Юрий Андреевич Живаго — не “русский Фауст”, а фигура гетеанская. В каком-то смысле он проект “русского Гете” — со всеми огромными отличиями от образца, которые вносит сюда эпитет, та “горсть русской земли”, которую он имеет в виду100. В частности, никому в романе и за его пределами не придет в голову называть Живаго “Юпитером” и “полубогом”. Его (как и самого Пастернака101, как прежде него Льва Толстого) называют юродивым или юродствующим. Такова русская мера связи с иными, “высшими силами земли и неба”. Можно ли представить, чтобы кто-нибудь назвал юродивым тайного советника Гете? А кем как не юродивым сочли бы в России человека, воюющего с оптикой самого Ньютона, да и со всей современной ему физикой? Для всего, что выходит из границ “скудоумия будней и чертовщины посредственности”, у нас предусмотрен один жанр: юродство. Может быть, и слава Богу. Роль “Юпитера” в России зарезервирована только за Властью, за Генералиссимусом, самым монументальным воплощением “скудоумия будней и чертовщины посредственности”. И это еще тот Юпитер! Юпитер дантовского Капанея102. Своих олимпийцев во всех областях жизни такой Юпитер назначает сам, в том числе, и из числа почивших.

7

Закончив перевод, Пастернак пишет своему корреспонденту: “(“Фауст”. — O. C.) занимает совсем особое место в поэзии <...> по единственности и необычайности заложенной в него лирической стихии. Ее огнем Гете хотел озарить дальние и недоступные закоулки нашего существования иначе, чем это делает философия. Он заразил меня этой энергией...”103 Но ведь “этой энергией” и “необычайностью лирической стихии” Пастернак был заряжен с первых своих опытов! Мы назвали это своеобразие “художеством мысли”, которая иначе, чем философия, может осветить и “недоступные закоулки человеческого существования”, и, — чего еще меньше ждут от лирической стихии, — законы вселенной. Кроме того, “Фауст” занимает это особое место прежде всего потому, что это место занимает его автор, Гете, создатель учения о цвете, открыватель метаморфозы растения и множества других вещей, которых не касалась прежде “лирическая стихия”. Гете, ведущий “бросающий в дрожь образ жизни” (см. выше). В Гете Пастернак просто узнал, как узнают знакомое лицо, эту — свою — стихию.

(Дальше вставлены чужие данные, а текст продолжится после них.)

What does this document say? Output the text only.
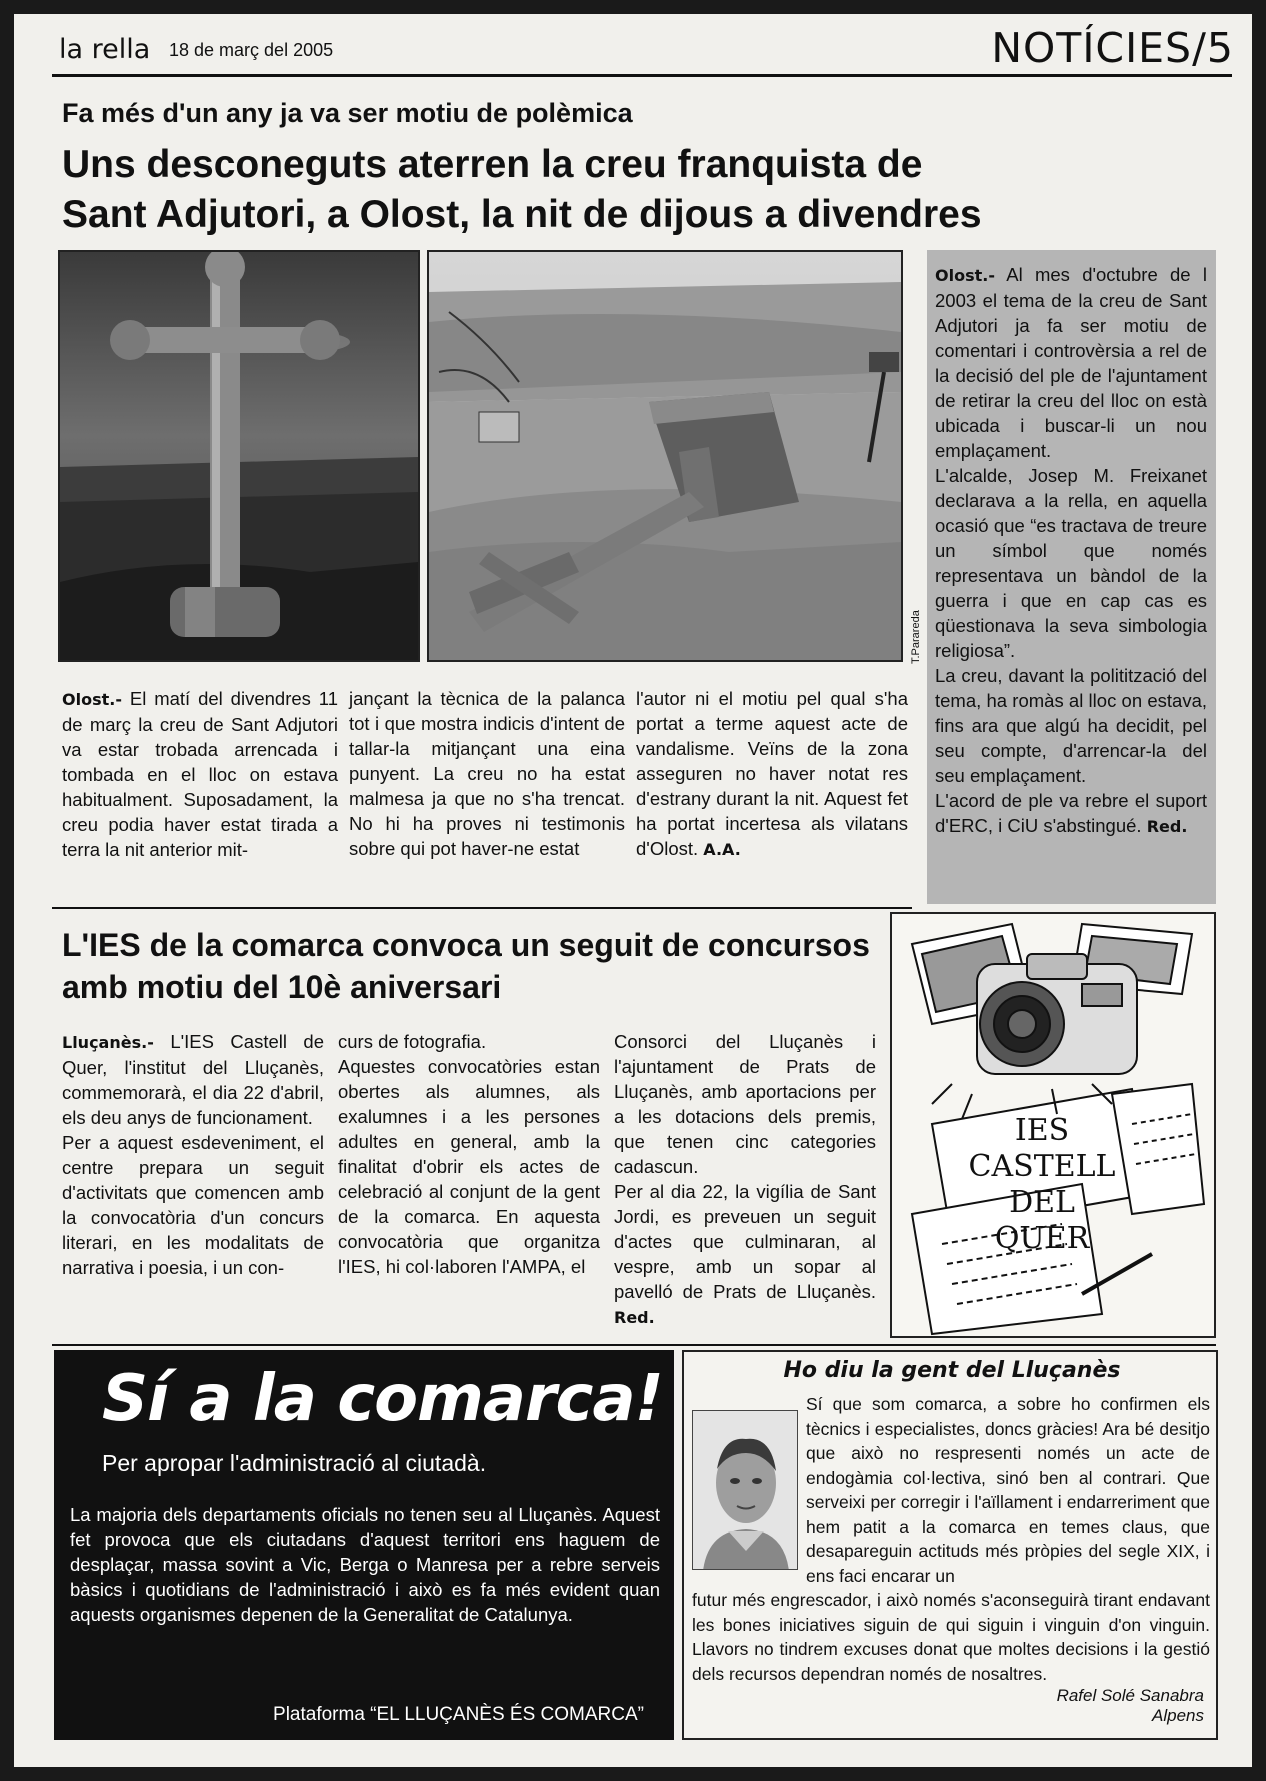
la rella 18 de març del 2005	NOTÍCIES/5
Fa més d'un any ja va ser motiu de polèmica
Uns desconeguts aterren la creu franquista de Sant Adjutori, a Olost, la nit de dijous a divendres
T.Parareda
Olost.- El matí del divendres 11 de març la creu de Sant Adjutori va estar trobada arrencada i tombada en el lloc on estava habitualment. Suposadament, la creu podia haver estat tirada a terra la nit anterior mit-
jançant la tècnica de la palanca tot i que mostra indicis d'intent de tallar-la mitjançant una eina punyent. La creu no ha estat malmesa ja que no s'ha trencat. No hi ha proves ni testimonis sobre qui pot haver-ne estat
l'autor ni el motiu pel qual s'ha portat a terme aquest acte de vandalisme. Veïns de la zona asseguren no haver notat res d'estrany durant la nit. Aquest fet ha portat incertesa als vilatans d'Olost. A.A.
Olost.- Al mes d'octubre de l 2003 el tema de la creu de Sant Adjutori ja fa ser motiu de comentari i controvèrsia a rel de la decisió del ple de l'ajuntament de retirar la creu del lloc on està ubicada i buscar-li un nou emplaçament.
L'alcalde, Josep M. Freixanet declarava a la rella, en aquella ocasió que “es tractava de treure un símbol que només representava un bàndol de la guerra i que en cap cas es qüestionava la seva simbologia religiosa”.
La creu, davant la politització del tema, ha romàs al lloc on estava, fins ara que algú ha decidit, pel seu compte, d'arrencar-la del seu emplaçament.
L'acord de ple va rebre el suport d'ERC, i CiU s'abstingué. Red.
L'IES de la comarca convoca un seguit de concursos amb motiu del 10è aniversari
Lluçanès.- L'IES Castell de Quer, l'institut del Lluçanès, commemorarà, el dia 22 d'abril, els deu anys de funcionament.
Per a aquest esdeveniment, el centre prepara un seguit d'activitats que comencen amb la convocatòria d'un concurs literari, en les modalitats de narrativa i poesia, i un con-
curs de fotografia.
Aquestes convocatòries estan obertes als alumnes, als exalumnes i a les persones adultes en general, amb la finalitat d'obrir els actes de celebració al conjunt de la gent de la comarca. En aquesta convocatòria que organitza l'IES, hi col·laboren l'AMPA, el
Consorci del Lluçanès i l'ajuntament de Prats de Lluçanès, amb aportacions per a les dotacions dels premis, que tenen cinc categories cadascun.
Per al dia 22, la vigília de Sant Jordi, es preveuen un seguit d'actes que culminaran, al vespre, amb un sopar al pavelló de Prats de Lluçanès. Red.
IES
CASTELL
DEL
QUER
Sí a la comarca!
Per apropar l'administració al ciutadà.
La majoria dels departaments oficials no tenen seu al Lluçanès. Aquest fet provoca que els ciutadans d'aquest territori ens haguem de desplaçar, massa sovint a Vic, Berga o Manresa per a rebre serveis bàsics i quotidians de l'administració i això es fa més evident quan aquests organismes depenen de la Generalitat de Catalunya.
Plataforma “EL LLUÇANÈS ÉS COMARCA”
Ho diu la gent del Lluçanès
Sí que som comarca, a sobre ho confirmen els tècnics i especialistes, doncs gràcies! Ara bé desitjo que això no respresenti només un acte de endogàmia col·lectiva, sinó ben al contrari. Que serveixi per corregir i l'aïllament i endarreriment que hem patit a la comarca en temes claus, que desapareguin actituds més pròpies del segle XIX, i ens faci encarar un
futur més engrescador, i això només s'aconseguirà tirant endavant les bones iniciatives siguin de qui siguin i vinguin d'on vinguin. Llavors no tindrem excuses donat que moltes decisions i la gestió dels recursos dependran només de nosaltres.
Rafel Solé Sanabra
Alpens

Пастернак-мыслитель, создатель “лирического учения”, “скрытой, невысказанной философии”104, как мы говорили, еще не обдуман. Можно сказать больше: он даже не выслушан105. Эту его другую, не собственно стихотворческую, философскую, — в этом смысле философии, которая “более склонность, чем убежденность”, — сторону также представляет в романе герой. Стихотворения Юрия Живаго — только часть его творчества. Он пишет (и издает!) естественно-научные работы, эстетические опыты, философские и исторические труды106. Он, как и его дядя, религиозный философ, пишет свои мысли в дневник, произносит одушевленные монологи перед собеседниками, которые его, как и Николая Николаевича, обычно не слышат (“Метафизика, батенька!”)107. Размышления Живаго, в отличие от стихов, не собраны в отдельную главу, а рассыпаны по всей книге. Кроме того, это “учение” роздано нескольким близким герою персонажам (вся историко-религиозная тема отдана дяде Николаю Николаевичу, отчасти его ученикам — Гордону и Симе Тунцовой; некоторые важные слова произносит Лара).

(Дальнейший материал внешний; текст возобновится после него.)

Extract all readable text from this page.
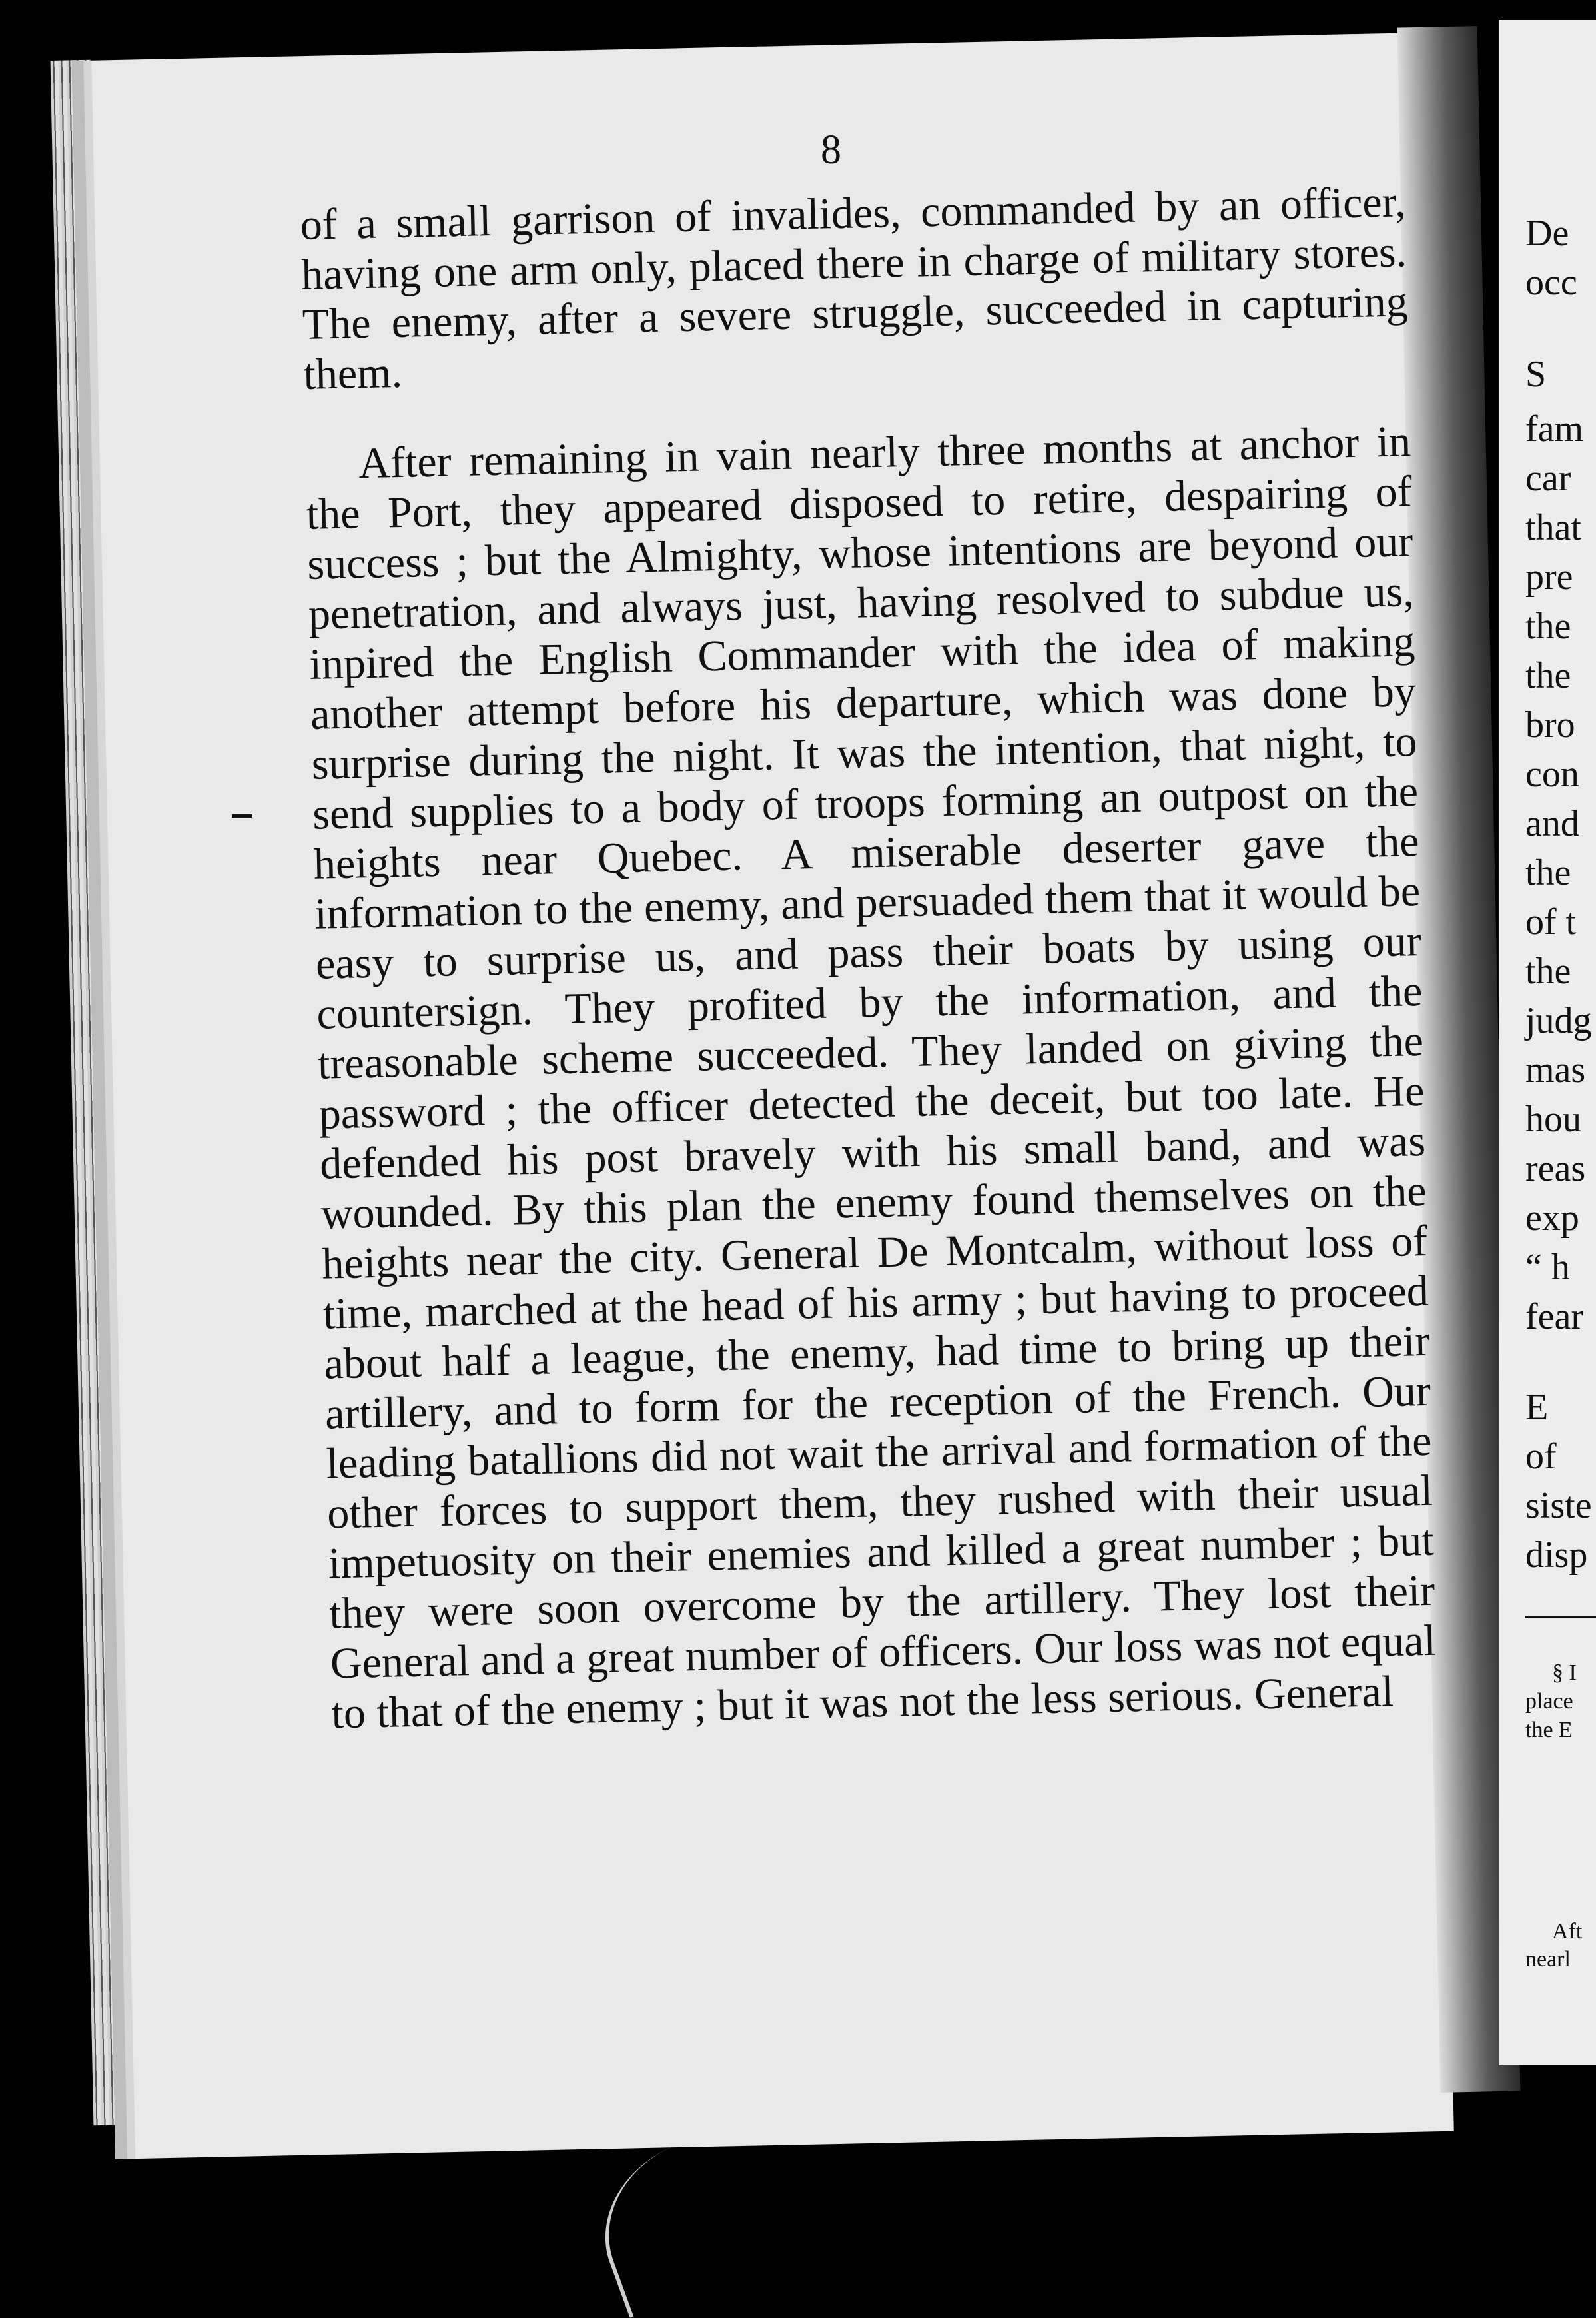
8

of a small garrison of invalides, commanded by an officer, having one arm only, placed there in charge of military stores. The enemy, after a severe struggle, succeeded in capturing them.

After remaining in vain nearly three months at anchor in the Port, they appeared disposed to retire, despairing of success ; but the Almighty, whose intentions are beyond our penetration, and always just, having resolved to subdue us, inpired the English Commander with the idea of making another attempt before his departure, which was done by surprise during the night. It was the intention, that night, to send supplies to a body of troops forming an outpost on the heights near Quebec. A miserable deserter gave the information to the enemy, and persuaded them that it would be easy to surprise us, and pass their boats by using our countersign. They profited by the information, and the treasonable scheme succeeded. They landed on giving the password ; the officer detected the deceit, but too late. He defended his post bravely with his small band, and was wounded. By this plan the enemy found themselves on the heights near the city. General De Montcalm, without loss of time, marched at the head of his army ; but having to proceed about half a league, the enemy, had time to bring up their artillery, and to form for the reception of the French. Our leading batallions did not wait the arrival and formation of the other forces to support them, they rushed with their usual impetuosity on their enemies and killed a great number ; but they were soon overcome by the artillery. They lost their General and a great number of officers. Our loss was not equal to that of the enemy ; but it was not the less serious. General

De
occ
S
fam
car
that
pre
the
the
bro
con
and
the
of t
the
judg
mas
hou
reas
exp
“ h
fear
E
of
siste
disp
§ I
place
the E
Aft
nearl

И так же, как “Стихотворения Юрия Живаго” — довершение всего стихотворного опуса Пастернака, мыслительный пунктир романа несет в себе и завершает пастернаковские размышления “Охранной грамоты”, заметок об искусстве, переписки и других опытов. “Моя первая и единственная работа, в которой я сказал то, что думаю, без умолчаний и до конца, куда я вложил всю свою философию, смысл существования и возможность выразить его суть по-своему, это мой роман в прозе “Доктор Живаго”, который я окончил прошлой зимой”108. Эта мысль, ее склад, ее темы, ее пафос во многом поразительно близки гетевской мудрости.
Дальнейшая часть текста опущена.